Inspired by Carolyn I decided to make a crocheted skirt.
I loved her image and the gorgeous oranges and greens she used. I copied her design although with a few variations.
- DIfferent colours – I used small left over pieces of yarn, mainly in pink and blue, with dark green as the background colour. I used quite a lot of the green, maybe four or five balls. This yarn was kindly given to me by Jo.
- My “granny squares” (I cringe at this description (4/8/12 squares? Crocheted Catherine wheels?) are smaller than Carolyns
- My dimensions were 9 x 16 rather than her 6 x13 sqaures. My skirt is also a little longer
What I learned
- Crocheting is a nice change from knitting. I like the deft way my hook weaves in and out, front and back – this makes me feel quite expert while I am actually a complete beginner.
- It can be a bit fiddly, especially the colour change and changing rounds
- Two techniques I found helpful were to finish each colour and then start anew. The chain of three to get to the next layer didn’t really work for me. The other is change back to front between layers.
- I also found blocking the squares to be very helpful. I pinned the corners out and pressed the square flat – I created a 6cm x 6cm template but didn’t find it necessary. I just pinned the squares to my ironing board, steam pressed them and let them cool.
- The pressing revealed the lacy look. As these squares are beautiful on both sides I started to think of items that could show case them better than a one sided item, and have decided to try a scarf. The yarn and the tension could make this a bit too stiff so I will increase the crochet hook size and go for a thinner yarn. However Ceci warned me that the lacy effect means they can get hooked onto passing door knobs etc, and may need mending
- With three colours in one small square there are lots of ends.

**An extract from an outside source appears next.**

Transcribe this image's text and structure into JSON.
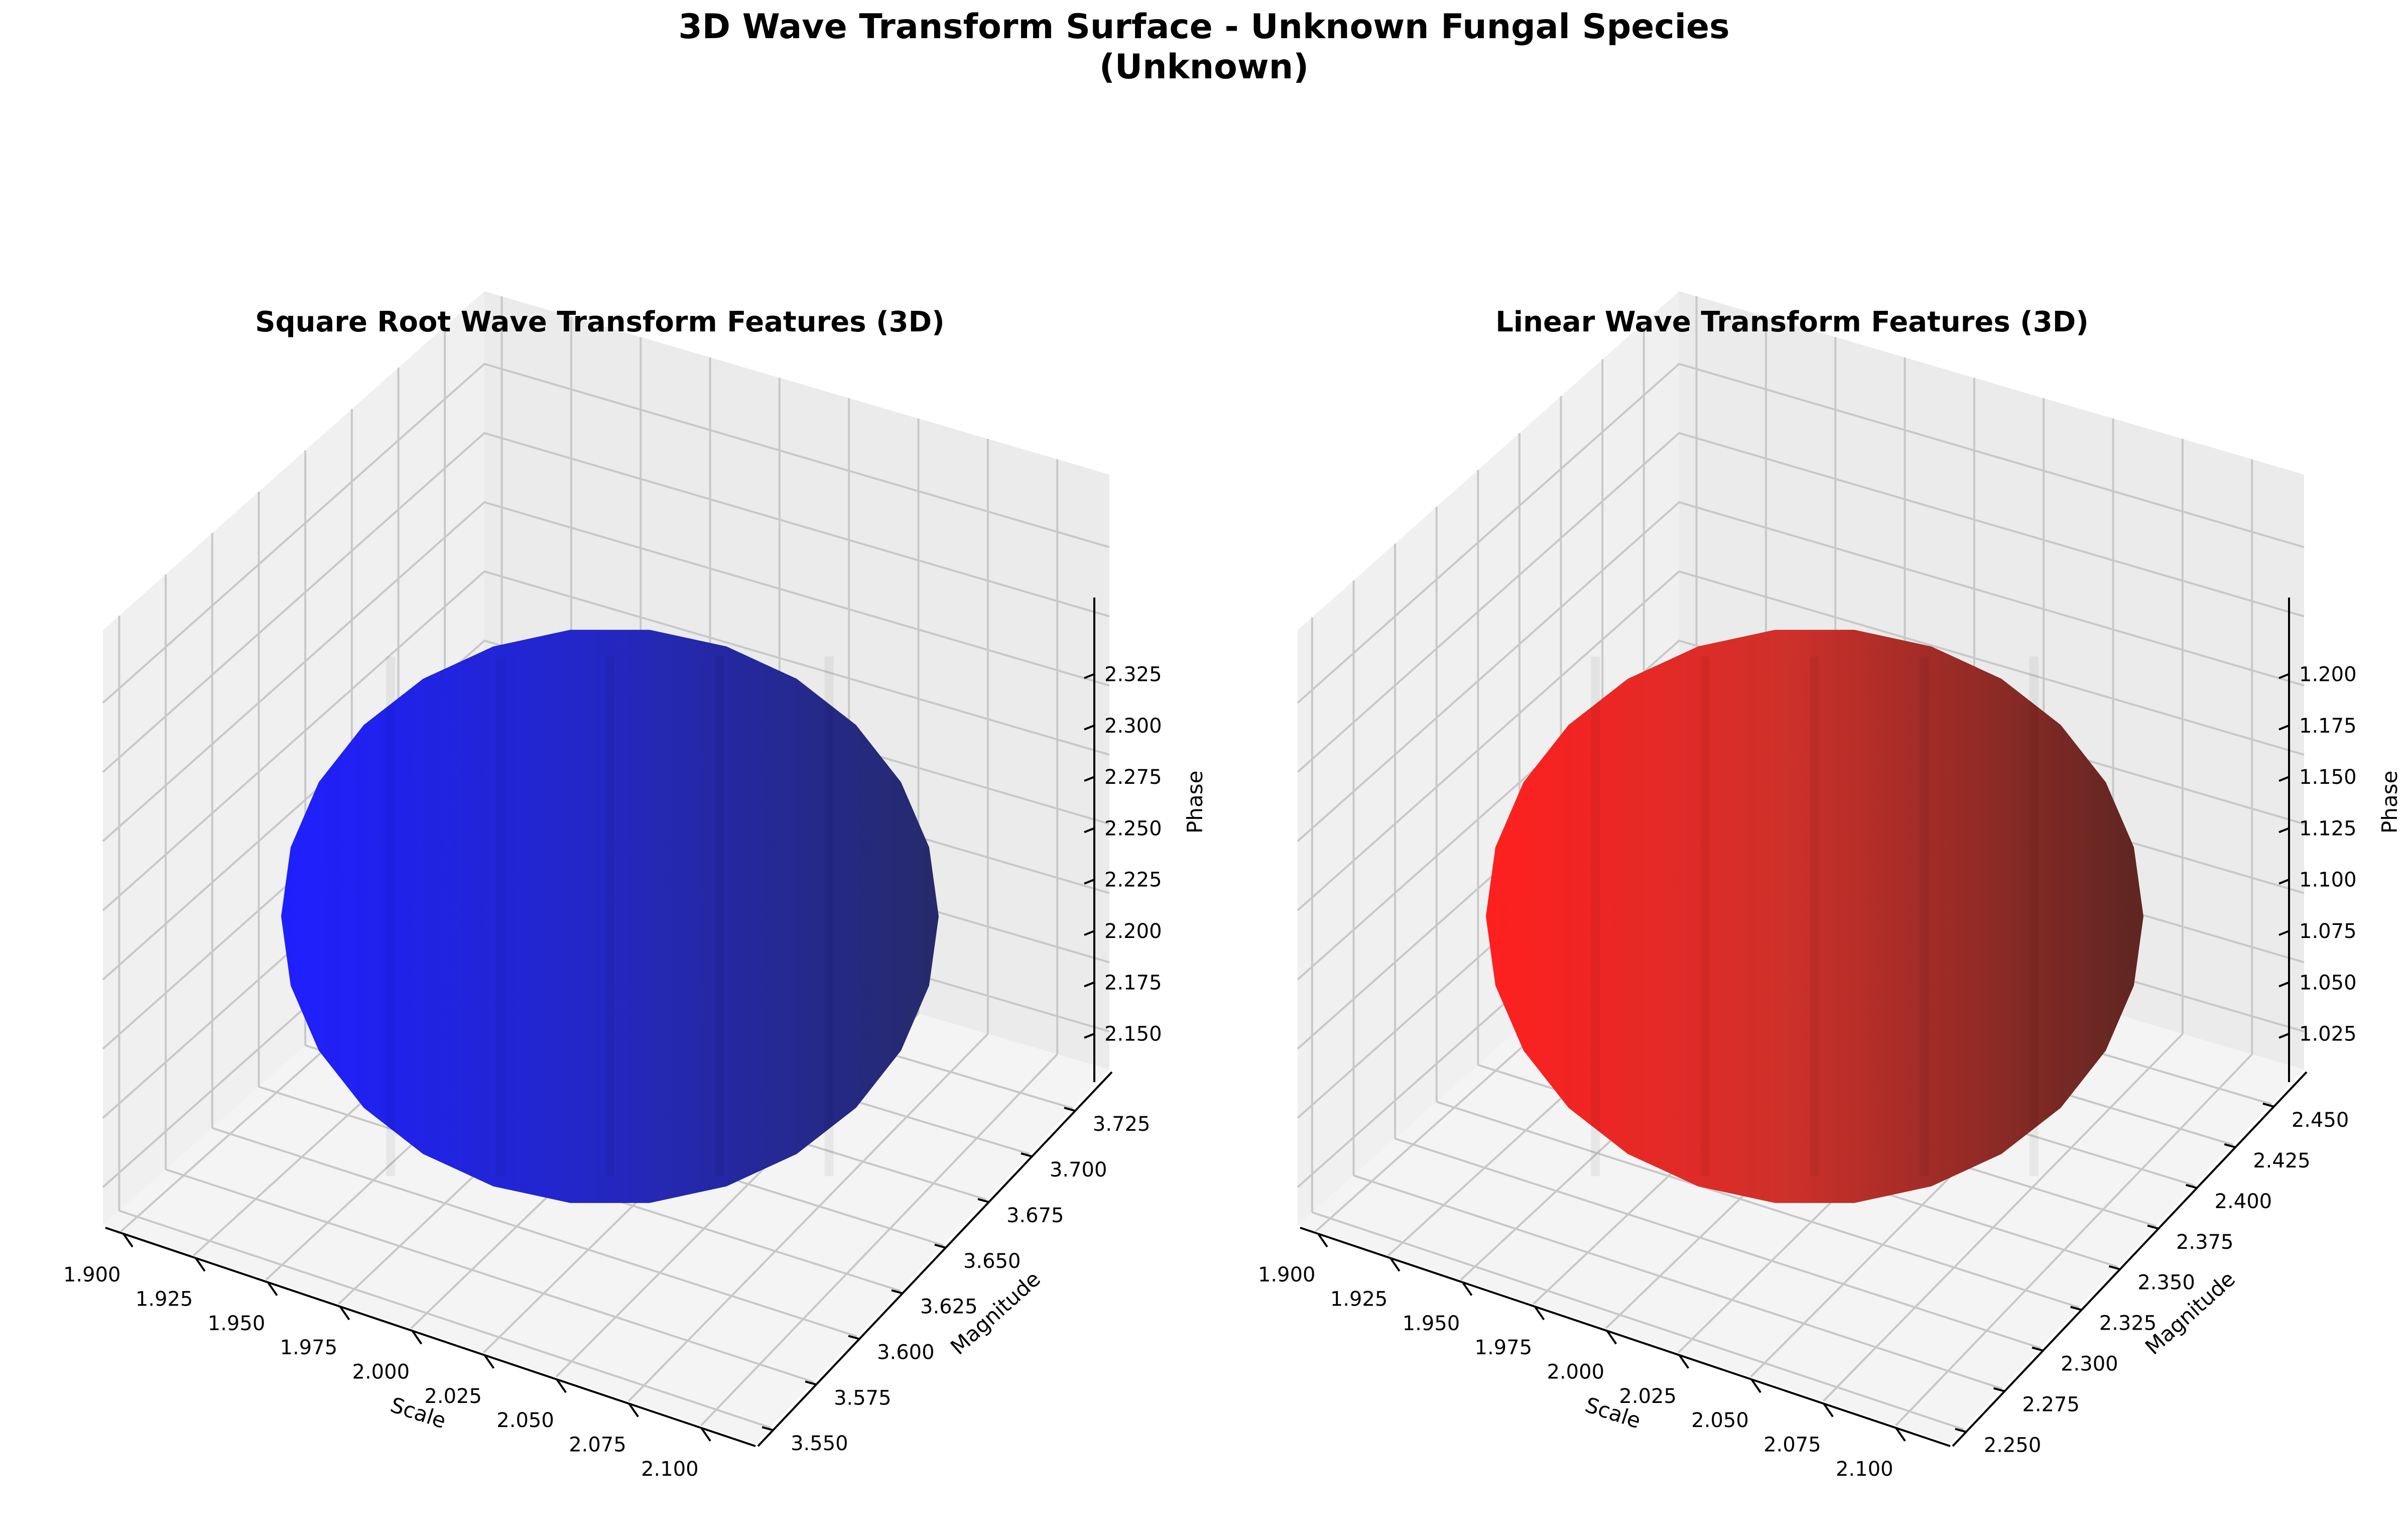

I tried hard to work these in as I went but I didn’t really crack it
- It is fairly slow progress but I found this the ideal hobby for travelling on public transport and fitting in to odd downtime slots. It is easy to pick up and put down and each square is very small and unobtrusive
- Carry small scissors. I had large ones in my bag and got in trouble going through security at the Mayor’s office. The scissors were confiscated and I forgot to pick them up involving time and work to get them back.
- I love the way the colours work. This is the biggest joy. I made them randomly, as the mood took me. Then arranging them into a pattern was fun. I could do stripes, blocks or variation. In the end I did horizontal colour stripes (pink and blue) and put one lighter next to one darker to create a sort of checker board look. My final arrangement is a bit like a Welsh blanket. The possibilities are endless here and this factor will bring me back to the technique.
In the midst of my creative efforts my dear Daughter in Law (who works for Burberry) sent me these amazing images. Look at those cool grannies!! Crochet plus knitting! Cables, embroidery, and cricket jumper ribbing. Of course too out there for many of us, but massively inspirational.
I may be a granny, but I am so up to the minute, darling!
Here is what it looks like as I am starting to join the squares together.
As it is coming together I realise that Carolyn’s approach of knitting a ribbed yoke/waist band is still a bit bulky and I do like my skirts to have sufficient shaping, given my relatively curvy shape. So I have stalled.
Given this is pure wool I have considered shrinking the top and stretching the hem, to create a slight A line, but I should have thought of that at the design stage. If I had been really clever I might have designed a yoked skirt and created a different design for the yoke – maybe striped instead of granny squares. Or even more interesting would have been to create different sized squares using a smaller crochet hook or finer yarns. My other notion is to dart the side seams to provide waist shaping, and put in a zip. I am not sure if this would work. Would it need a waist band? If so does it need to be interfaced or made in a different way? I wonder if anyone has made a crocheted granny square garment? They often seem to be based on rectangles rather than shaped.